SDM Jadi Kendala Utama
Persaingan era global telah dipenuhi segala teknologi canggih. Hampir semua bidang memanfaatkan hal itu untuk mendapatkan hasil maksimal. Sayangnya, pendidikan kita belum memanfaatkan kemajuan teknologi tersebut secara maksimal.
Pendidikan merupakan kunci utama pembangunan sebuah bangsa. Demikian pula dengan Indonesia. UUD 1945 juga mengamanatkan agar setiap warga negara mendapatkan pendidikan untuk meningkatkan kualitas dan kesejahteraan hidup.

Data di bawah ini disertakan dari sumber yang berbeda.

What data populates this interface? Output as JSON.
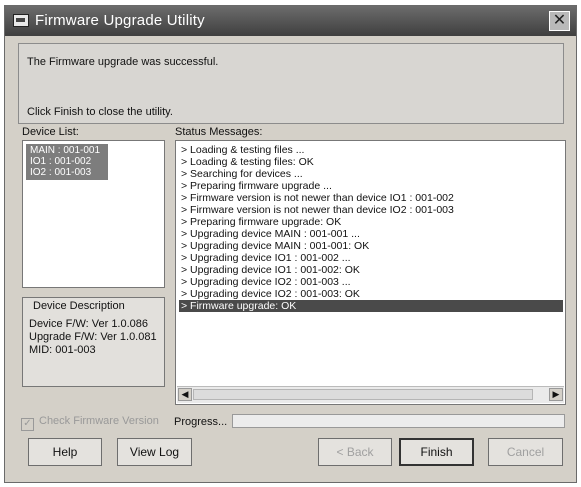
{
  "window": {
    "title": "Firmware Upgrade Utility",
    "close_glyph": "✕"
  },
  "messages": {
    "line1": "The Firmware upgrade was successful.",
    "line2": "Click Finish to close the utility."
  },
  "device_list": {
    "label": "Device List:",
    "items": [
      "MAIN : 001-001",
      "IO1 : 001-002",
      "IO2 : 001-003"
    ]
  },
  "device_description": {
    "label": "Device Description",
    "device_fw": "Device F/W: Ver 1.0.086",
    "upgrade_fw": "Upgrade F/W: Ver 1.0.081",
    "mid": "MID: 001-003"
  },
  "status": {
    "label": "Status Messages:",
    "lines": [
      "> Loading & testing files ...",
      "> Loading & testing files: OK",
      "> Searching for devices ...",
      "> Preparing firmware upgrade ...",
      "> Firmware version is not newer than device IO1 : 001-002",
      "> Firmware version is not newer than device IO2 : 001-003",
      "> Preparing firmware upgrade: OK",
      "> Upgrading device MAIN : 001-001 ...",
      "> Upgrading device MAIN : 001-001: OK",
      "> Upgrading device IO1 : 001-002 ...",
      "> Upgrading device IO1 : 001-002: OK",
      "> Upgrading device IO2 : 001-003 ...",
      "> Upgrading device IO2 : 001-003: OK",
      "> Firmware upgrade: OK"
    ],
    "selected_index": 13
  },
  "check_firmware": {
    "label": "Check Firmware Version",
    "checked": true
  },
  "progress": {
    "label": "Progress...",
    "value": 0
  },
  "buttons": {
    "help": "Help",
    "view_log": "View Log",
    "back": "< Back",
    "finish": "Finish",
    "cancel": "Cancel"
  },
  "icons": {
    "close": "close-icon",
    "app": "app-icon",
    "check": "check-icon",
    "scroll_left": "arrow-left-icon",
    "scroll_right": "arrow-right-icon"
  }
}
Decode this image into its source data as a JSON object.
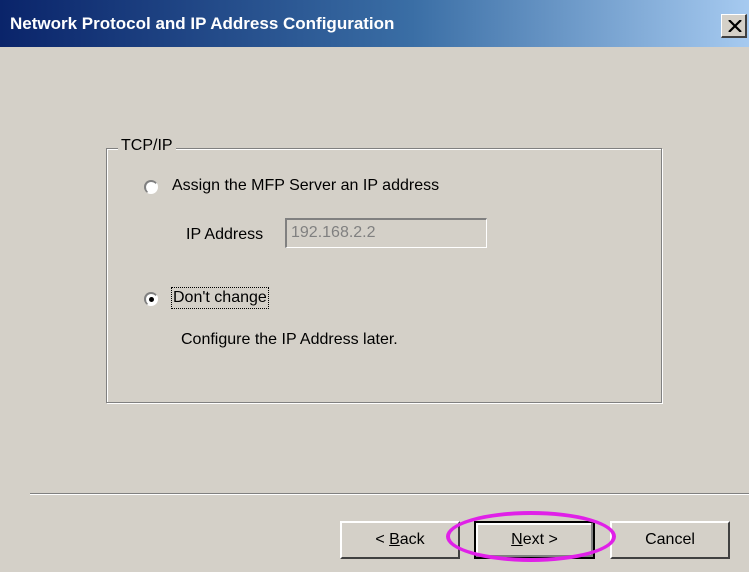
{
  "window": {
    "title": "Network Protocol and IP Address Configuration"
  },
  "group": {
    "legend": "TCP/IP",
    "options": [
      {
        "label": "Assign the MFP Server an IP address",
        "selected": false
      },
      {
        "label": "Don't change",
        "selected": true
      }
    ],
    "ip_label": "IP Address",
    "ip_value": "192.168.2.2",
    "note": "Configure the IP Address later."
  },
  "buttons": {
    "back_prefix": "< ",
    "back_mnemonic": "B",
    "back_rest": "ack",
    "next_mnemonic": "N",
    "next_rest": "ext >",
    "cancel": "Cancel"
  },
  "colors": {
    "highlight": "#e020e8",
    "titlebar": "#0a246a"
  },
  "icons": {
    "close": "close-icon"
  }
}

Sebagai negara kepulauan, pulau yang kita miliki lebih dari 17 ribu pula. Enam ribu di antaranya merupakan pulau berpenghuni. Penduduk total sudah lebih dari 220 juta orang yang meliputi area 5,2 juta kilometer persegi. Secara pemerintahan, negara ini terdiri atas 33 provinsi dan 441 kabupaten/kota yang jumlahnya masih memungkinkan terus berkembang. Sementara itu, jumlah kelurahan/desa mencapai 62.800. Dengan kondisi seperti itu, tentu bukan perkara mudah mengurusi masalah pendidikan.
Sebagai gambaran, jumlah sekolah yang kita miliki mendekati angka 300 ribu dengan jumlah siswa dari berbagai jenjang sudah melebihi angka 45 juta. Angka partisipasi tingkat SD di kota 97,1 persen dan desa 96,1 persen, tingkat SMP (89,6 persen dan 79,3 persen), serta jenjang SMA (66,8 persen dan 43 persen). Jumlah guru yang mencapai angka 2,5 juta orang belum terdistribusi secara seimbang. Guru yang berkualifikasi S-1 atau D-4 sekitar 26 persen.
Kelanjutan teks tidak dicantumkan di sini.